With the unknowns involved with when the airline industry will be running at full capacity – and the possible reluctance of travelers to venture too far from home – the drive market will be important. “Going local is one of those ways that we can start seeing spot recovery, not just in the U.S., but globally because you can then figure out ways to drive demand as the restaurants and bars come off their quarantine restrictions,” he said. “People will want to go out and socialize once they feel comfortable.”
Peter J. Bates, president, Strategic Vision, sees the drive market as vitally important to recovery. “Wherever you are, there is a drive market,” he said. “Provided you are telling the right story and you can excite the client, that is something you can look at very quickly. There are some things you can do now in April because no one can tell us when things will be back to normal.”

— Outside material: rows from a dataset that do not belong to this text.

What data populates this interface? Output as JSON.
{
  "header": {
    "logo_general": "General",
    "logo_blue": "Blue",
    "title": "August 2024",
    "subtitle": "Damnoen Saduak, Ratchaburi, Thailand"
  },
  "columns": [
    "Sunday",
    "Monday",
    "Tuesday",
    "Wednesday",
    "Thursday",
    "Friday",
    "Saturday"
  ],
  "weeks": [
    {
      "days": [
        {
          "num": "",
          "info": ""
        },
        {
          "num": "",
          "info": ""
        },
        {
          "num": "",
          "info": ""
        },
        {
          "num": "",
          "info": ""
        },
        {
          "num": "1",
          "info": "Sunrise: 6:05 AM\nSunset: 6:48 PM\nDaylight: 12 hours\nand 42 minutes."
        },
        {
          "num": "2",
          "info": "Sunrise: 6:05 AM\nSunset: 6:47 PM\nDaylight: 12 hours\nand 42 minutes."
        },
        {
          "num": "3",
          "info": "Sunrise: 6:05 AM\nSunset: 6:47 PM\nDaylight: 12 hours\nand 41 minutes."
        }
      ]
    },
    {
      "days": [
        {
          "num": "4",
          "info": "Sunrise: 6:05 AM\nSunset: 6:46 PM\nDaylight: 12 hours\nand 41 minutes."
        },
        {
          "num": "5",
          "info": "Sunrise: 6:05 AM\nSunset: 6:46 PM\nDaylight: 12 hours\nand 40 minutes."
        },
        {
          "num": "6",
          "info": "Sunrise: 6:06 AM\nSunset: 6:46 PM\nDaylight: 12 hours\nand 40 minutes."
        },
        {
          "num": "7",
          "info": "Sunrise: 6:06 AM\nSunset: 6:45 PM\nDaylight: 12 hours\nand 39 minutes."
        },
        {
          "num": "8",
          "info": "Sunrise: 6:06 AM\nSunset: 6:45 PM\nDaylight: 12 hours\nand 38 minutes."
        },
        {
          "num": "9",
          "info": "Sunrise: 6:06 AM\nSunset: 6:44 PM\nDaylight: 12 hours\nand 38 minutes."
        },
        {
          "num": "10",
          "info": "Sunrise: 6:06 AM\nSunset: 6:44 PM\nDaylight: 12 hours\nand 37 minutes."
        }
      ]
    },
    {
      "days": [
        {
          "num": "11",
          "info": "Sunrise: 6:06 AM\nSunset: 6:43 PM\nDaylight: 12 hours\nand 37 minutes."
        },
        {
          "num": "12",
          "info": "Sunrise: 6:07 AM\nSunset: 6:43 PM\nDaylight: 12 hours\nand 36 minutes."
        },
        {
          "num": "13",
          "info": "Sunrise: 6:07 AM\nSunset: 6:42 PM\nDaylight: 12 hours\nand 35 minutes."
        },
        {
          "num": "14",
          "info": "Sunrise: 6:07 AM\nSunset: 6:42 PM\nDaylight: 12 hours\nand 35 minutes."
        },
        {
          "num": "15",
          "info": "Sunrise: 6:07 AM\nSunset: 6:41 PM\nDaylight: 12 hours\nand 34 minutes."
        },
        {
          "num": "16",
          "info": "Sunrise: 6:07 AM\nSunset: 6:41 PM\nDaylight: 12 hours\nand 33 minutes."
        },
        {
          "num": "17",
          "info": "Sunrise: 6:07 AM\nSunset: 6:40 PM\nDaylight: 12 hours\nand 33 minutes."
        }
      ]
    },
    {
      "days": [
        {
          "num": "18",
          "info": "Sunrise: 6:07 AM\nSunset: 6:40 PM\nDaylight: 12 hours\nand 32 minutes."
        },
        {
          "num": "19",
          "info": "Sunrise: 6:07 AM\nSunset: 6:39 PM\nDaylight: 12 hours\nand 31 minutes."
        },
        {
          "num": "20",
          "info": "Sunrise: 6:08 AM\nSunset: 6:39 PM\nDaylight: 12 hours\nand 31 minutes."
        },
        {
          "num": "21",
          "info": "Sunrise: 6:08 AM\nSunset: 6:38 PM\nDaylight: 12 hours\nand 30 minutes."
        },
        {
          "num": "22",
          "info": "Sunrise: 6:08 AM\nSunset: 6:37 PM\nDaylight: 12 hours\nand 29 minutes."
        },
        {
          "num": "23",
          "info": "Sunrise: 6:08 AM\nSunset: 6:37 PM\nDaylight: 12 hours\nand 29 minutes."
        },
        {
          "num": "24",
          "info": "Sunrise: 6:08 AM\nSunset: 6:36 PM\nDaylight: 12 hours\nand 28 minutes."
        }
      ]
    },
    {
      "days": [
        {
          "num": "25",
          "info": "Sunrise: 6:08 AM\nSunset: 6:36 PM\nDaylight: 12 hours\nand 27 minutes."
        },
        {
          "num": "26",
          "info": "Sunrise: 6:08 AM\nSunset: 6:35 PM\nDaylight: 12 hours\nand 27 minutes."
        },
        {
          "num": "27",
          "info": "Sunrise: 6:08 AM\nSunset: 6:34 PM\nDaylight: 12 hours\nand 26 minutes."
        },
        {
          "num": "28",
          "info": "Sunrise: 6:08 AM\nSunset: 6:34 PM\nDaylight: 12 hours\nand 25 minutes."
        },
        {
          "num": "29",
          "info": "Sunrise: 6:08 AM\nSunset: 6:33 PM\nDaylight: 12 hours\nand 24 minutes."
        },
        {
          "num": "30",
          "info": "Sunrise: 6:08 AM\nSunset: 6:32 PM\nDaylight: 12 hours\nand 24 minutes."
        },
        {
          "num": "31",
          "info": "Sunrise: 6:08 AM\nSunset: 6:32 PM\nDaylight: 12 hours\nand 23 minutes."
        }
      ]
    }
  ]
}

He said that hotels should be preparing to get that local business now. “A hotelier or resort owner should be looking at their website,” he said. “Is it telling the right story now? Can we adapt it? Does it need factual cleaning up? This is a great time to do that type of thing. Check out your databases. Are those clean? Are they ready to use as soon as it is appropriate? Do you have a robust SEO plan to go when things are ready?”
Chuma said he expects to see more evidence of the drive market going forward. “I anticipate that we are going to see an increase in demand in things that we used to do as kids without parents – car trips, things within driving distance, going camping – so you still have that social distancing activity,” he said. I think there are a lot of ways that the hospitality industry is going to be incredibly creative to find its way back.”
For Bruce Rosenberg, president of the Americas, HotelPlanner, the beginning of the recovery period will be a season of the last-minute vacation. “We are seeing pent-up demand,” he said. “we just did a survey with 1,000-plus adults. People still want to travel. The concern is, has this changed people’s attitudes toward travel? I don’t think so. I think there will be significant pent-up demand that will be released as soon as there is a comfort level that the virus has peaked, and people aren’t getting sick. I don’t think, fundamentally, it is going to change the demand for travel.”
Once the recovery begins, Bates said it is important that hotels go about attracting guests the right way. “I don’t believe that chopping the rate in half is the way to do it,” he said, “though there will be many who will do that. People should be looking at adding value. That may be adding an extra night. Owners have to understand why this is being done by operators. You have got to get people wanting to come to you because everybody is going to be after the same piece of business. Have you added value programs ready to go.”